Tuesday, August 31, 2021

The Spiritual Advantages of...

 

Venting

“Healthy people need to unburden sometimes unpleasant feelings and information, such as hating everything about life and everyone on earth, and hoping the bad people are killed by snakes, or that they ate all the frosting off a Safeway carrot cake because they were feeling fragile.”

Anne Lamott (Almost Everything: Notes on Hope, p.57, Riverhead Books, 2018)

          Anne Lamott’s sense of humor cracks me up. It’s honest, raw and for me, hysterical. These last couple of years, ever since the pandemic turned our lives into a paranoid hell, I’ve spoken with many “healthy” people who have cursed like sailors, wished everybody and their brother were dead, and that everybody in politics would be sent straight to prison. I may have said these things myself, but then it’s debatable as to whether I’m included in the category of “healthy.”

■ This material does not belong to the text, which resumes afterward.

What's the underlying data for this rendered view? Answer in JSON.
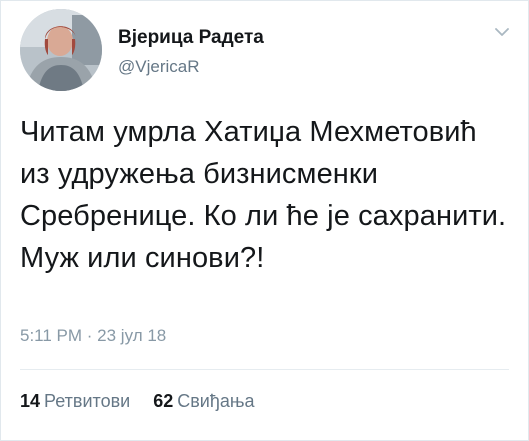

Venting is an essential ingredient of being psychologically healthy. Possibly, this is because when we were growing up, we were told so many things were not to be spoken out loud, and that if you did, the lord would punish you. Maybe it’s just a Southern thing, but we were taught early and often to maintain a curb on our tongues—which is like clamping a lid on a pressure cooker.

The key to safe venting is properly choosing the person or persons you vent to—they should be friends who know you well and know that you’re not “that kind of person.” Don’t vent your most incendiary vitriol to a stranger, or someone you barely know, or you may end up in the “house of detention.” Choose carefully. But when you vent, let her rip! I used to tell clients to get a tennis racket and beat a pillow while venting—that way you get your whole body into it. What is not okay is to get you gun and go out into the street—which is what too many folks do these days.

Let’s face it, we all have intense feelings at times. We have reached our outermost level of frustration tolerance in the past year and a half. A lot of what we say when we’re venting is simply not true, of course, but is feels good to say it—to get it out of your system—and then you can calm down and become rational again. And become kind again. Don’t worry about being chastened by the lord—he understands that we’re all half-crazy with being shut down, and masked up, and had our so-called “freedoms” curbed. Here’s the bottom line—too bad. We didn’t invent this virus, and neither did the Chinese, but this is where we are, and this is where we will be until enough people are vaccinated. So, vent or whatever you need to do, and then go roll up your sleeve and get the damn shot!